"She has her own festival on 21 March, the Spring Equinox, in which bouncing springy behavior is encouraged."
OSTARA was very popular with the Anglo-Saxon pagan brigade who worshipped her under the name EOSTRE — and kicked off the whole Easter business without a JESUS in sight. If you ever wondered what eggs and bunnies have to do with crucifixion and resurrection, the answer is: absolutely nothing.
OSTARA's sacred animal is a cute wittle wabbit — an obvious symbol of fertility — and the egg is her symbol of fertile purity. So Easter Egg hunts are actually packed with symbolic meanings of rebirth and renewal. And Elmer Fudd is obviously just a high priest of the Great Easter Bunny.
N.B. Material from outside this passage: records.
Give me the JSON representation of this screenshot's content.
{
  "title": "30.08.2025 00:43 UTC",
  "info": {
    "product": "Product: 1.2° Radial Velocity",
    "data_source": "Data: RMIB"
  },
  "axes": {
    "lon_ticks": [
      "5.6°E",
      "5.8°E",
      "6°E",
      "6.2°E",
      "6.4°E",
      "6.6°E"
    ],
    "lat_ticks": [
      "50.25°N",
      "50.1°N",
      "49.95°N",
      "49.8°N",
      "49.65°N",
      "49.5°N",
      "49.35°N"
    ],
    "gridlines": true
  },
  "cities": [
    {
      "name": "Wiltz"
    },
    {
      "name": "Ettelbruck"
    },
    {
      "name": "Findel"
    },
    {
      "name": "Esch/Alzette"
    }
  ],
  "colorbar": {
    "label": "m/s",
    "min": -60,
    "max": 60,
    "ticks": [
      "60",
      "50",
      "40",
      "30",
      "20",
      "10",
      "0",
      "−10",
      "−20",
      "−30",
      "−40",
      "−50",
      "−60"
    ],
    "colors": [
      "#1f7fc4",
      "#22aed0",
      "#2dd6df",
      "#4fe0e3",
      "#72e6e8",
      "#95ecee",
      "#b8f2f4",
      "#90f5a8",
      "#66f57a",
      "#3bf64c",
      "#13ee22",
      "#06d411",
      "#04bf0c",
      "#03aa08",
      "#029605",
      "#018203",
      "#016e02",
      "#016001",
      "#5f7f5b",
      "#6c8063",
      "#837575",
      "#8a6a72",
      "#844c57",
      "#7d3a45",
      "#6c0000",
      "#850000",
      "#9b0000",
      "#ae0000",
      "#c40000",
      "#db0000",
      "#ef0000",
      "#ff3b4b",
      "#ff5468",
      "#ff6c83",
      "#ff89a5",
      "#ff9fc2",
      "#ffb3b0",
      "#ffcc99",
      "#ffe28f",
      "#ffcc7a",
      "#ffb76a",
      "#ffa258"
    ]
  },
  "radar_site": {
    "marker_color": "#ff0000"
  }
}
In case you think we're being flippant, recent research suggests that OSTARA herself was actually invented during a mischievous moment by the Venerable Bede. This well-known monk mentioned her in connection with the pagan festival Eosturmonath in a book written in 750 A.D. — but extensive research has failed to find a trace of her prior to that. Could he possibly have been fibbing?
Rabbits and hares are ubiquitous in mythology. Every culture seems to have a Rabbit God — and they're nearly always trickster spirits. This, we feel, explains a lot. We also have a terrific theory explaining why stage magicians love doing tricks with eggs and rabbits. Was OSTARA pulled out of a hat?